题目大意
设 Fibonacci 数列第 $i$ 项为 $F_i$,求
$$ S = \sum_{i = 0}^n (F_{i c})^k $$
分析
由特征方程法,设
$$ x^2 + x - 1 = 0 \Longrightarrow A, B = \frac{1 \pm \sqrt{5}}{2} $$
因此 Fibonacci 通项公式即可表示为
$$ F_n = \frac{A^n - B^n}{A - B} $$
根据二次剩余的知识,模意义下是可以开方的。
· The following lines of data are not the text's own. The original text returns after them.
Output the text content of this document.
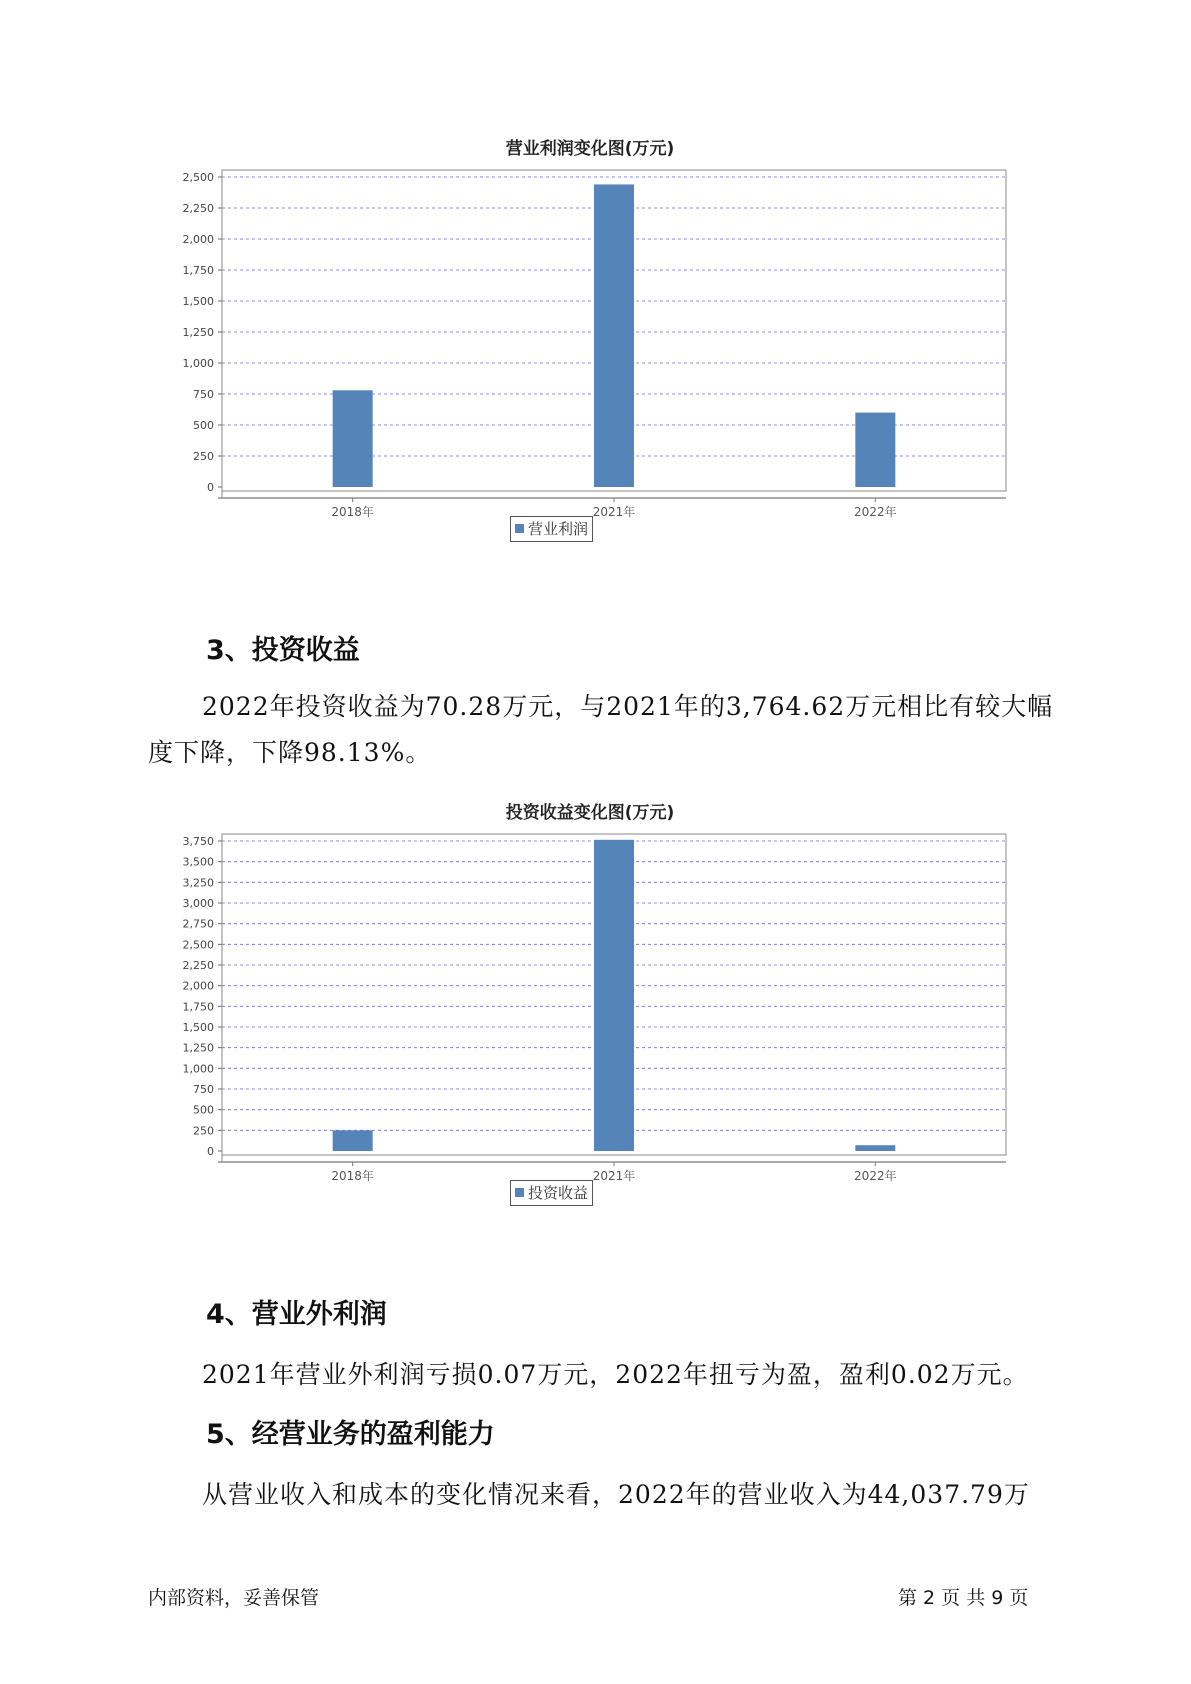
营业利润变化图(万元)
0
250
500
750
1,000
1,250
1,500
1,750
2,000
2,250
2,500
2018年	2021年	2022年
营业利润
3、投资收益

2022年投资收益为70.28万元，与2021年的3,764.62万元相比有较大幅

度下降，下降98.13%。

投资收益变化图(万元)
0
250
500
750
1,000
1,250
1,500
1,750
2,000
2,250
2,500
2,750
3,000
3,250
3,500
3,750
2018年	2021年	2022年
投资收益
4、营业外利润

2021年营业外利润亏损0.07万元，2022年扭亏为盈，盈利0.02万元。

5、经营业务的盈利能力

从营业收入和成本的变化情况来看，2022年的营业收入为44,037.79万

内部资料，妥善保管	第 2 页 共 9 页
因此
$$ (F_{i c})^k = \left( \frac{A^{i c} - B^{i c}}{A - B} \right)^k = \frac{1}{(A - B)^k} \sum_{j = 0}^k \binom{k}{j} (- 1)^{k - j} (A^j B^{k - j})^{i c} $$
求和有
$$ (A - B)^k S = (A - B)^k \sum_{i = 0}^n (F_{i c})^k = \sum_{i = 0}^n \sum_{j = 0}^k \binom{k}{j} (- 1)^{k - j} (A^j B^{k - j})^{i c} $$
换序求和,即是等比数列(公比可能为 $1$,需要特判)
$$ \begin{aligned} (A-B)^{k}S & =\sum_{j=0}^{k}\binom{k}{j}(-1)^{k-j}\sum_{i=0}^{n}(A^{j}B^{k-j})^{ic}\\ & =\sum_{j=0}^{k}\binom{k}{j}(-1)^{k-j}{\frac{(A^{j}B^{k-j})^{c(n+1)}-1}{(A^{j}B^{k-j})^{c}-1}} \end{aligned} $$
直接计算会 TLE,需要用中间变量简化
$$ \frac{(A^j B^{k - j})^{c (n + 1)} - 1}{(A^j B^{k - j})^c - 1} = \frac{B^{k c (n + 1)} {(A B^{- 1})^{c (n + 1) j}} - 1}{B^{k c} (A B^{- 1})^{c j} - 1} $$
用中间变量在循环中递推,再加上 Euler 降幂,就可以过题了。
const ll mod = 1e9 + 9, phi_mod = mod - 1;
const ll maxn = 1e5 + 10;
#define ACM_MOD mod
#include "template/basic/qpow.hpp"
#include "template/basic/inv.hpp"
const ll sqrt_5 = 383008016;
const ll A = (1 + sqrt_5) * inv(2) % mod, B = (1 - sqrt_5 + mod) * inv(2) % mod;
ll euler_pow(ll a, ll b) {
return qpow(a, b % phi_mod);
}
ll fac[maxn], ind[maxn];
void pre(ll n) {
fac[0] = 1;
for (ll i = 1; i <= n; i++) {
fac[i] = fac[i - 1] * i % mod;
}
ind[n] = inv(fac[n]);
for (ll i = n - 1; i >= 0; i--) {
ind[i] = ind[i + 1] * (i + 1) % mod;
}
}
ll binom(ll a, ll b) {
if (b > a)
b = a - b;
return fac[a] * ind[b] % mod * ind[a - b] % mod;
}
int main() {
pre(1e5 + 1);
ll ttt = rr();
while (ttt--) {
ll n = rr(), c = rr(), k = rr();
ll step1 = euler_pow(A * inv(B) % mod, c), step2 = euler_pow(step1, n + 1);
ll T1 = euler_pow(B, c % phi_mod * k), T2 = euler_pow(T1, n + 1);
ll ans = 0;
for (ll j = 0; j <= k; j++) {
ll tsum = binom(k, j);
if (T1 != 1) {
tsum = tsum * (T2 - 1) % mod * inv(T1 - 1) % mod;
} else {
tsum = (n + 1) % mod * tsum % mod;
}
if ((k - j) % 2 == 1)
tsum *= -1;
ans = (ans + tsum + mod) % mod;
T1 = T1 * step1 % mod, T2 = T2 * step2 % mod;
}
ans = ans % mod * euler_pow(inv(A - B), k) % mod;
printf("%lld\n", ans);
}
return 0;
}